Da qui al 2030 i Paesi che investiranno maggiormente nel turismo hanno nomi che oggi nel panorama dell’industria dei viaggi non possono certo dirsi, in termini di perfomance, dei protagonisti di alto profilo: Qatar, Filippine, Mauritius, Georgia e Bahrein, rappresentano infatti delle vere e proprie cenerentole che si affacciano sulla ribalta internazionale con numeri ancora modesti.
Ma a giudicare dal volume di investimenti che sono stati pianificati e monitorati nel rapporto Tourism for Tomorrow del Wttc – World Travel & Tourism Council, certe cifre fanno tremare i polsi.
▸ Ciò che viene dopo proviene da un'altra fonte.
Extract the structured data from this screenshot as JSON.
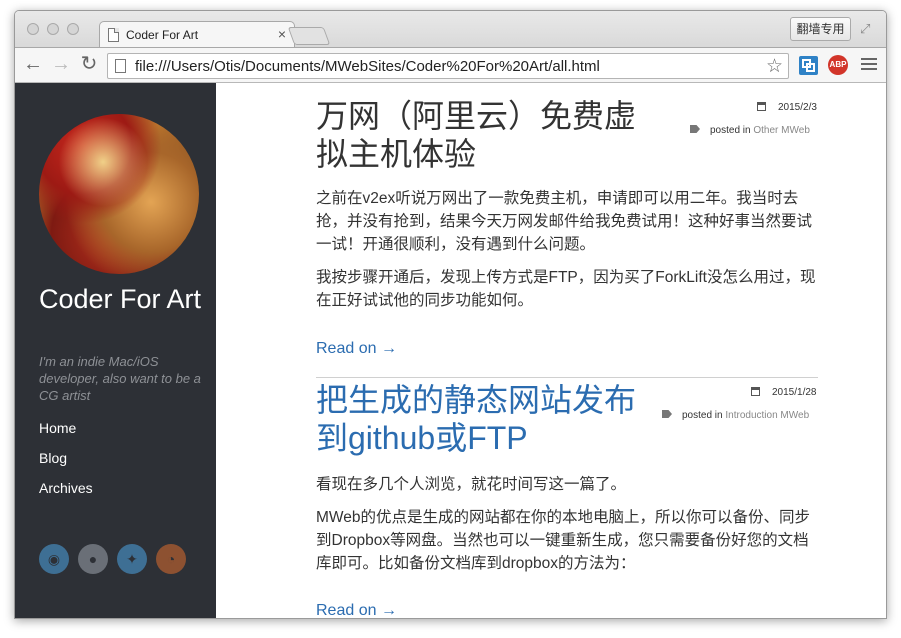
{
  "browser": {
    "tab_title": "Coder For Art",
    "tab_close": "×",
    "ext_button": "翻墙专用",
    "url": "file:///Users/Otis/Documents/MWebSites/Coder%20For%20Art/all.html",
    "back_icon": "←",
    "forward_icon": "→",
    "reload_icon": "↻",
    "star_icon": "☆",
    "abp_label": "ABP",
    "fullscreen_icon": "⤢"
  },
  "sidebar": {
    "site_title": "Coder For Art",
    "tagline": "I'm an indie Mac/iOS developer, also want to be a CG artist",
    "nav": [
      "Home",
      "Blog",
      "Archives"
    ],
    "social_icons": [
      "weibo-icon",
      "github-icon",
      "twitter-icon",
      "rss-icon"
    ],
    "bg_color": "#2d3036"
  },
  "posts": [
    {
      "title": "万网（阿里云）免费虚拟主机体验",
      "date": "2015/2/3",
      "posted_in": "posted in",
      "tags": [
        "Other",
        "MWeb"
      ],
      "paragraphs": [
        "之前在v2ex听说万网出了一款免费主机，申请即可以用二年。我当时去抢，并没有抢到，结果今天万网发邮件给我免费试用！这种好事当然要试一试！开通很顺利，没有遇到什么问题。",
        "我按步骤开通后，发现上传方式是FTP，因为买了ForkLift没怎么用过，现在正好试试他的同步功能如何。"
      ],
      "read_on": "Read on →"
    },
    {
      "title": "把生成的静态网站发布到github或FTP",
      "date": "2015/1/28",
      "posted_in": "posted in",
      "tags": [
        "Introduction",
        "MWeb"
      ],
      "paragraphs": [
        "看现在多几个人浏览，就花时间写这一篇了。",
        "MWeb的优点是生成的网站都在你的本地电脑上，所以你可以备份、同步到Dropbox等网盘。当然也可以一键重新生成，您只需要备份好您的文档库即可。比如备份文档库到dropbox的方法为："
      ],
      "read_on": "Read on →"
    }
  ],
  "colors": {
    "link": "#2b6cb0",
    "text": "#333333"
  }
}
Basti pensare che Qatar Tourism Authority ha annunciato investimenti per 45,2 miliardi di dollari, pari al +20,8% rispetto allo scorso anno: il suo obiettivo, nonostante il recente boicottaggio di Arabia Saudita, Egitto e altri Paesi arabi per presunti fiancheggiamenti al terrorismo, è quello di totalizzare fra dieci anni non meno di 3 milioni di arrivi turistici, grazie all’evento clou del 2022 (Mondiali di Calcio) e al supporto di una compagnia aerea che attualmente figura tra le prime cinque migliori aerolinee del mondo con piani di espansione davvero invidiabili. Sul versante asiatico, a primeggiare negli investimenti dei prossimi 15 anni saranno il Vietnam e le Filippine, che insieme non raggiungono certo gli introiti turistici della Thailandia (54 miliardi di dollari), ma sono seriamente intenzionate a giocare un nuovo ruolo di outsider nelle proposte di viaggio dei t.o. occidentali con i quali autorità e ricettivisti locali intendono stringere partnership strategiche, favorite dall’ingresso in quei due Paesi di grosse catene alberghiere.
L’espansione degli investimenti passa anche dall’Europa, ma non per merito della classiche superpotenze turistiche come Germania o Francia, bensì per la crescita delle spese nelle infrastrutture (+16%) pianificata dalla Georgia. Infine per il trend a doppia cifra che attiene gli investimenti nel turismo, torna a primeggiare a sorpresa Mauritius, regina delle vacanze esotiche degli anni Novanta e piuttosto in ombra nell’ultimo decennio. Il rilancio di questa destinazione, baciata dalla fortuna di mari e spiagge davvero meravigliosi, parte dalla scommessa del governo locale di ripristinare un feeling vincente con l’industria dei viaggi europea, magari corteggiando il florido mondo delle low cost alla ricerca di nuove aree di sviluppo.
Nelle retrovie, si fa per dire, del volume di investimenti – con crescita a una sola cifra – figurano la Cina (+7%), Israele (+4,7%) e Austria (+2,7%), mentre per la Francia (+2,8%) e l’Italia (+1,8%) l’effetto terrorismo per la prima e le complicazioni burocratiche con relative asfissianti pressioni fiscali per la seconda, rendono davvero marginali gli sforzi per una riqualificazione dell’offerta turistica, almeno in termini di denaro contante speso per le infrastrutture.
Per David Scowsill, presidente e ceo del Wttc, siamo di fronte a uno dei pochi settori ancora in grado di generare numeri di questa portata per investimenti e crescita occupazionale: basti pensare che, se oggi il turismo e il suo indotto assicurano 260 milioni di posti di lavoro, nel 2030, al ritmo di crescita pronosticato del 3-4% annuo, l’industria dei viaggi sarà luogo di lavoro per almeno 450 milioni di persone. E il ritorno alla crescita della classe media assicurerà anche un incremento nel volume dei viaggi leisure soprattutto dall’Asia verso l’Europa.